Tools to help you get started
If you want to optimize your PR strategy, we've gathered some tools that can help you get started:
- Ahrefs: We can vouch for the excellence of Ahrefs because we’ve been using this tool for the past four years. This SEO software suite includes tools for keyword research, content gap analysis, competitor analysis, and much more. Plus, their blog is one of the most complete and informative we’ve ever seen. It’s our go-to resource for anything SEO-related.
- SEMrush: This tool allows you to accomplish everything from content ideations to optimization. The keyword database is rich and easy to navigate.
- Moz is a set of tools that make SEO, inbound marketing, link building, and content marketing easy. This tool is easier for the end-user. For a discipline as substantial as SEO, this is a major plus.
- PeopleAlsoAsked: This tool gives you a breakdown of which questions users are asking about a topic and how those questions are linked together.
- Neil Patel’s Uber Suggest: It’s no wonder why Neil Patel’s marketing blog attracts more than 10 million visitors each year.

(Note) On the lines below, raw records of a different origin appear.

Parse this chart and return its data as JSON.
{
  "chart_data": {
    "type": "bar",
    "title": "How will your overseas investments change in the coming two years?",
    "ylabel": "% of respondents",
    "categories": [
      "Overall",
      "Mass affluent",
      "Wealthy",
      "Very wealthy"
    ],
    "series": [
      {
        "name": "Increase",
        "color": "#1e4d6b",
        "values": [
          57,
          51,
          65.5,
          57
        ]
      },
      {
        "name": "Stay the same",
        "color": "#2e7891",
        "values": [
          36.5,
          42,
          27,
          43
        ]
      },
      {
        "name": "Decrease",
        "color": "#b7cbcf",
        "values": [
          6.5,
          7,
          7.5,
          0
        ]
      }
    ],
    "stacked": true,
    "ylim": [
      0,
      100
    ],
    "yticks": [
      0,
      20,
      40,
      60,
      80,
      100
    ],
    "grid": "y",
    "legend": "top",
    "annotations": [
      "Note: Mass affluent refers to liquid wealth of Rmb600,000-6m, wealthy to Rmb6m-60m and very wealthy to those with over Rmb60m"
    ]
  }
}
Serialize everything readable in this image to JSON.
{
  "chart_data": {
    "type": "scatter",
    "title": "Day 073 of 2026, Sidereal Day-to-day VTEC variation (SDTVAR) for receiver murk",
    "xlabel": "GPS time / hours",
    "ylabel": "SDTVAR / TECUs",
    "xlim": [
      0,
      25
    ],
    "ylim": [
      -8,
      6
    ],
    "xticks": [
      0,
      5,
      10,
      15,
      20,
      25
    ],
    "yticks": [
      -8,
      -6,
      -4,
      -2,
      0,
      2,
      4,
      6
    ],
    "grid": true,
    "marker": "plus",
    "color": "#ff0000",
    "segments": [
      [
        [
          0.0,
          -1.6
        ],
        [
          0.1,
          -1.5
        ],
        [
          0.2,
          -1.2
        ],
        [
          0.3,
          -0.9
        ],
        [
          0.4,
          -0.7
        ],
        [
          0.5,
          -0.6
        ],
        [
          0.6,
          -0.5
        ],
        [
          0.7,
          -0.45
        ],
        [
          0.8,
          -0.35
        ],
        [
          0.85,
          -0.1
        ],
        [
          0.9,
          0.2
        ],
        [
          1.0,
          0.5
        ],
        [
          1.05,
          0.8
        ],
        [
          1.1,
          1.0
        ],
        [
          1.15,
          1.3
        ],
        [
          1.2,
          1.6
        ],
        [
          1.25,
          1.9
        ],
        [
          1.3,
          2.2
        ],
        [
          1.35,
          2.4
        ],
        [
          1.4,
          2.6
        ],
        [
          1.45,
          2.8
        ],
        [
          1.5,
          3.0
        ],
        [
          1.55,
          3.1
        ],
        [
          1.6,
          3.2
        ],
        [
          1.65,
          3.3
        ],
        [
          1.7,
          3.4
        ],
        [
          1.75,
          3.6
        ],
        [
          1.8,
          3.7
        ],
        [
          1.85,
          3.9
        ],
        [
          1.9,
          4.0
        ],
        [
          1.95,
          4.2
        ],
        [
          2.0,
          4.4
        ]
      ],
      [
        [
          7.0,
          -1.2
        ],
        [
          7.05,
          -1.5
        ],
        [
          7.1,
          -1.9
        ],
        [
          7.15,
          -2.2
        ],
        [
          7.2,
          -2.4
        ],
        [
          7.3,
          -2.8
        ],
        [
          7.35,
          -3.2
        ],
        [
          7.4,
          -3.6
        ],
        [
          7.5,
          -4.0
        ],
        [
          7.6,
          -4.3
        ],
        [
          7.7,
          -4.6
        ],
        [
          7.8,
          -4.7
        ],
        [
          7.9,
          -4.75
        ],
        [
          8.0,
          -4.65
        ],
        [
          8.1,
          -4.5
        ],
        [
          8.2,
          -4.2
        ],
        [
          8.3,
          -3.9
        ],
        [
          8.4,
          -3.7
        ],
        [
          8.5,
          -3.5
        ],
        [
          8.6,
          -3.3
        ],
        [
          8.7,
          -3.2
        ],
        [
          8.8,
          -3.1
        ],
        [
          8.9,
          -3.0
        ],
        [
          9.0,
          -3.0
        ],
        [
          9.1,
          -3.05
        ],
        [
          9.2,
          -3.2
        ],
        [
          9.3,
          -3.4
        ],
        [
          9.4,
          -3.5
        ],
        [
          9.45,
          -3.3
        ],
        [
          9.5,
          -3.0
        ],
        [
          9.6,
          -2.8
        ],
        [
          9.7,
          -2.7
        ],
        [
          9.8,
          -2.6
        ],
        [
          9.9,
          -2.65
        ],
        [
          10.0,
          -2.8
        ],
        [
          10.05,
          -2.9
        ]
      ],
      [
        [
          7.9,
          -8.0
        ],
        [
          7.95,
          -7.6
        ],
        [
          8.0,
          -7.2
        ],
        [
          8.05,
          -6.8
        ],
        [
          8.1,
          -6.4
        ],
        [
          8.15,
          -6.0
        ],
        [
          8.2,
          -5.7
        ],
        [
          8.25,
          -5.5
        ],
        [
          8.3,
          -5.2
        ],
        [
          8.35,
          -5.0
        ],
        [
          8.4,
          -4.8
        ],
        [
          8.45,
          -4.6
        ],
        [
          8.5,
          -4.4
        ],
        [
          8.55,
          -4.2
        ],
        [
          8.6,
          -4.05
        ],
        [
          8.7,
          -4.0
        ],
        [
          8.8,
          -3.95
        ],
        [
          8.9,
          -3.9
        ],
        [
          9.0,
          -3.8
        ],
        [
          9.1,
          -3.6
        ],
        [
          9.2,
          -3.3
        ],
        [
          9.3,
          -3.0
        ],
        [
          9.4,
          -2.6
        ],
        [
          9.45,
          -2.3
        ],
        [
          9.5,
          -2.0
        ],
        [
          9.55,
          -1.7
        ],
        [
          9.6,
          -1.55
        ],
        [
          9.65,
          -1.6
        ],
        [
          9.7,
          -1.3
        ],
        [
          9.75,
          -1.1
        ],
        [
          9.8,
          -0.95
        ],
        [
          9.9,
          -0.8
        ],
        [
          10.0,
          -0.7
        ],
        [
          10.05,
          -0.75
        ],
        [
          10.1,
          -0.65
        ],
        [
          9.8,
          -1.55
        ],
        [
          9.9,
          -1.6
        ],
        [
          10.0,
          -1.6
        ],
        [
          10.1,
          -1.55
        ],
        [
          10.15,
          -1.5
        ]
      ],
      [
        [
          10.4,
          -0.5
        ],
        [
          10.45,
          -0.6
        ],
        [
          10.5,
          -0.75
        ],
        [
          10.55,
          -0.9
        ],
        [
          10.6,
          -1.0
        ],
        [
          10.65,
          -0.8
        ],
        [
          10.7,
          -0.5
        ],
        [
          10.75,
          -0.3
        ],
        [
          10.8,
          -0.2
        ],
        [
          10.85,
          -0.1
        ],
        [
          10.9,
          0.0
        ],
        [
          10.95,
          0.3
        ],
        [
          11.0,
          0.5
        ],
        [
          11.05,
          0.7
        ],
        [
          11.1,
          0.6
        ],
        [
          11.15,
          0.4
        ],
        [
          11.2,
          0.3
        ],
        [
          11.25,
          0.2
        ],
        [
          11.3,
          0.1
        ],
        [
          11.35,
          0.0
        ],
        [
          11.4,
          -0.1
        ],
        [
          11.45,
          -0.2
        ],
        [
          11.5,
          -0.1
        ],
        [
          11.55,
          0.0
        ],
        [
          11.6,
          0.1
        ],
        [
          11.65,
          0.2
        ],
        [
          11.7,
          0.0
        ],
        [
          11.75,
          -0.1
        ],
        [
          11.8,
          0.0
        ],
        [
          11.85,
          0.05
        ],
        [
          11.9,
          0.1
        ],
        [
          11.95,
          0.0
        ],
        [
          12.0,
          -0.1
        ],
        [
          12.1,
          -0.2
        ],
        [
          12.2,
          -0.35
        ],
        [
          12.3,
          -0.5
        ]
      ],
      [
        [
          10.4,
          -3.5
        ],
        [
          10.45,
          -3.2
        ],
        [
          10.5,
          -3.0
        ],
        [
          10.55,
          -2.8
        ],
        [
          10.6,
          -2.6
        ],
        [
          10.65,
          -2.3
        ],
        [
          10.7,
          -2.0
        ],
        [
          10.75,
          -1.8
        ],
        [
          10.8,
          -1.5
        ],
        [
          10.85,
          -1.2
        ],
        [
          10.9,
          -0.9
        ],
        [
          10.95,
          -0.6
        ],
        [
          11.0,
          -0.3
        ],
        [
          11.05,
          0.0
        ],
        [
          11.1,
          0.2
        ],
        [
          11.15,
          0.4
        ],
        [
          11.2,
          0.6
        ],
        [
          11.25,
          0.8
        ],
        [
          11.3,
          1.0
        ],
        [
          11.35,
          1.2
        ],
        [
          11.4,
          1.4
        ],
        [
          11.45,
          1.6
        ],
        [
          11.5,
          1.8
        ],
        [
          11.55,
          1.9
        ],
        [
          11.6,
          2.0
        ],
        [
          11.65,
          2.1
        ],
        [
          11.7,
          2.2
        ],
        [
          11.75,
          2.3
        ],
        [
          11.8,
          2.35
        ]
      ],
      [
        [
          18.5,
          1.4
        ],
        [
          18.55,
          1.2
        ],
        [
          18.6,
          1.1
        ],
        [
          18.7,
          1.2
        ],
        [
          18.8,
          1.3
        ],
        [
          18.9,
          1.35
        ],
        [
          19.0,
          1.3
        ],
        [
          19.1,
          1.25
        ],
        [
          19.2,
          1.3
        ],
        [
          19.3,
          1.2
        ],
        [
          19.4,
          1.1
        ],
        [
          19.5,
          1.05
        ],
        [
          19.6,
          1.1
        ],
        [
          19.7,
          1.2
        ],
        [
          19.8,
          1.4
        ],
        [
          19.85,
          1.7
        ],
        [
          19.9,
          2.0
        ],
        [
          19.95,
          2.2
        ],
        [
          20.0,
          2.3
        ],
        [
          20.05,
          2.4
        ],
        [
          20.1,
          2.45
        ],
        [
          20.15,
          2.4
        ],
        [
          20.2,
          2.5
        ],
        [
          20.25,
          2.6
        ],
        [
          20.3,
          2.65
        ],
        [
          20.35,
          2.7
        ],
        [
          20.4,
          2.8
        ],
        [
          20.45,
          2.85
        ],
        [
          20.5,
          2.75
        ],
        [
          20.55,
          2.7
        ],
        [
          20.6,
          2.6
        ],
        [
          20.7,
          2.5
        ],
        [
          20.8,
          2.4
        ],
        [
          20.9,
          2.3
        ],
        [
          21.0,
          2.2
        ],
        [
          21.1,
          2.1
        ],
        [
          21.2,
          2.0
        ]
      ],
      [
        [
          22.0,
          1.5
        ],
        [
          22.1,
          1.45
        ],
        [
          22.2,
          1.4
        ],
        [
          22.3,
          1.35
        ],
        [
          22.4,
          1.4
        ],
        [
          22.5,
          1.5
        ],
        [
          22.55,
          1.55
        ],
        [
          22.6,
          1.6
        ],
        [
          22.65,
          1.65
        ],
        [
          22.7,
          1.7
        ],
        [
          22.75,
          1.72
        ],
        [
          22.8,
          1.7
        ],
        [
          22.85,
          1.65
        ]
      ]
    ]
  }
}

He even has his own tool, Uber Suggest, to help you track and improve your rankings and also manage your SEO ‘health’.
- Google Analytics: No strategy is complete without measurement. That's where Google Analytics comes in. Sure, it can be a bit daunting if you're a first-timer, but once you've got a good grasp of the basics, you’ll have a good insight into your users’ behaviors and your content performance. Plus, it’s free.
- Google Data Studio: If it’s reports you’re after, Google Data Studio takes all of those insights and turns them into nice-looking visuals. There are endless ways to customize each report and data is constantly updated, making it more reliable.
Looking for more tools to help simplify your life? Here's our overview of 30+ tools for PR teams.
How do I know if my SEO strategy is working?
After investing so much work into your SEO strategy, here are two KPIs that will help you track if your efforts are paying off:
(High quality) Press mentions
This one’s quite obvious, of course. If your strategy is working, you’ll see an increase in press mentions: your media contacts have more information to work with, there’s a lower threshold to find information about your company, there are beautiful media assets available, and it’s very easy to get in contact with the PR team.
One of our customers, Dutch bicycle brand VanMoof, started to pick up multiple press mentions from magazines they had never been in contact with. That’s the moment they realized their strategy is working - there’s no way that would’ve happened without an online newsroom.
As a PR team, you’re building a brand. You’re building authority. And online, authority is based on backlinks. With every backlink to your website, you’re strengthening your company’s online authority.